Sergiu Bogdan has been recruited as a tour guide to tell the story of Bucharest's orphaned street children. He arrived in the city at 16, ending up in the sewers.

It was only after stumbling across local charity Parada that he started to get his life together. “You grow, you fall, you grow, you fall. It takes a while to get to a constant level,” he says. Part of the proceeds from the so-called Outcast Tour will go back to the charity, which works with orphans.

At Vacaresti Lake, nature is healing the wounds of the past. The artificial lake, another of Ceausescu’s grand projects, was never completed. Left to the wind and the birds, the crater was transformed into a wetland haven, rich in flora and fauna. Interest grew after a write-up in National Geographic a few years ago.

Lucian Dumitrescu, a retired light engineer, is fishing among the bulrushes. “It was a good place when nobody knew about it,” he grumbles, opening a plastic bag to show his meager catch. He claims to have spotted a pair of rogues with a cart and horse digging up copper pipes left by the 19th century houses that once stood here. Sure enough, there’s a massive scar running through the long grass.

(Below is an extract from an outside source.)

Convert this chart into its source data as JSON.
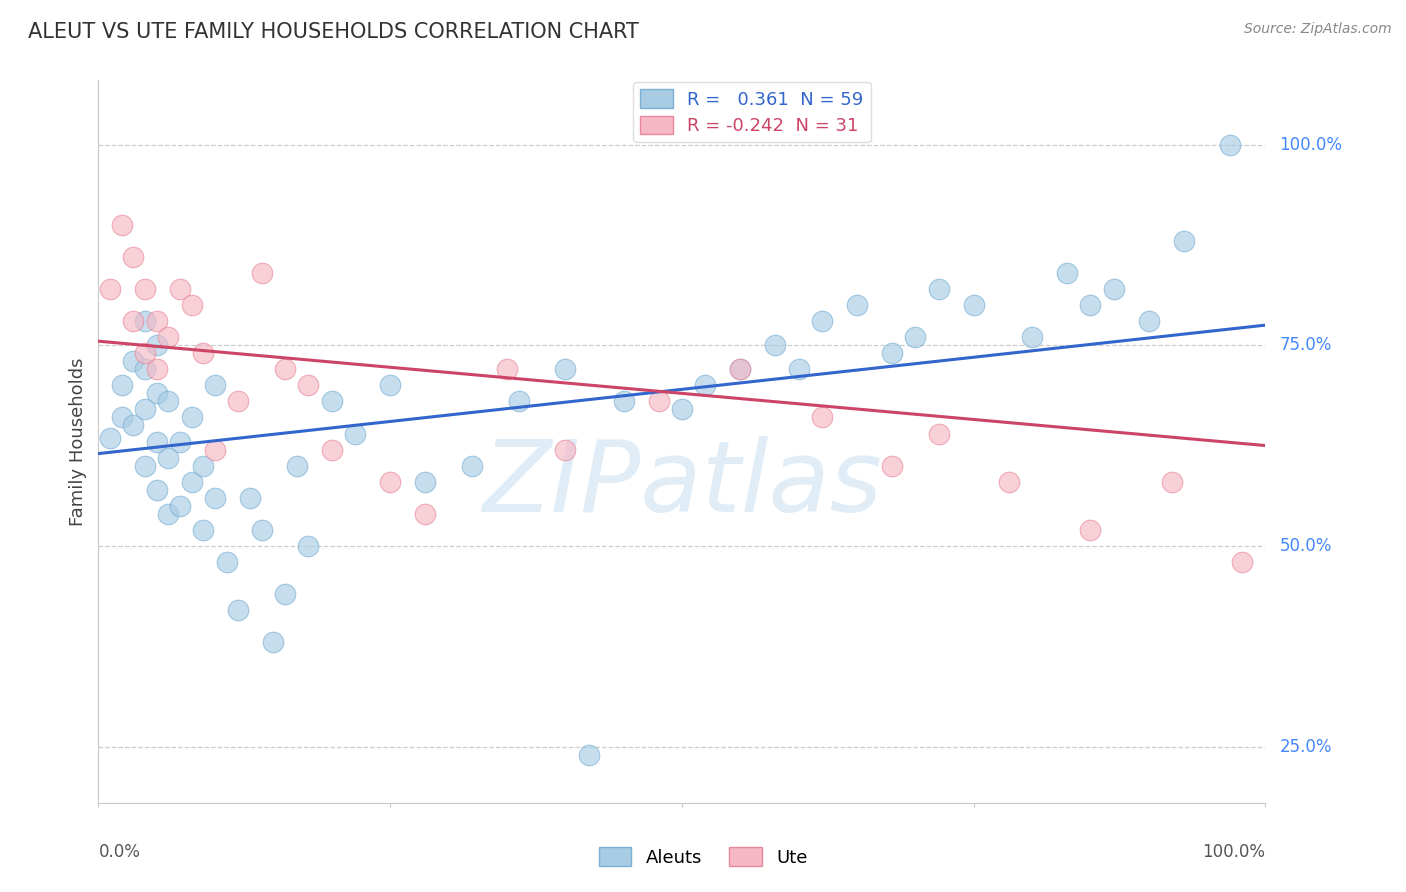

In recent times, Romania has added a new attraction to this dark tourist trail: the military barracks in Targoviste, where the dictator and his wife were shot on Dec. 25, 1989. Now converted into a museum, you can see their plates, their beds and the tiny room where their trial was conducted. There’s a video on YouTube, a pathetic spectacle of denial in the face of the inevitable.

Out in the yard, a group of schoolkids poses for a photo next to the outlines of where the evil pair fell. Chattering and giggling, some get their phones out and pose for selfies. It’s all a bit surreal.

“Even if they were hated, we shouldn’t have executed them, especially not on Christmas Day,” says Dana, the museum’s guide, echoing a widespread sentiment in Romania.

“Despite my anger, I kind of pity them. They were two old people who'd lost all sense of reality.”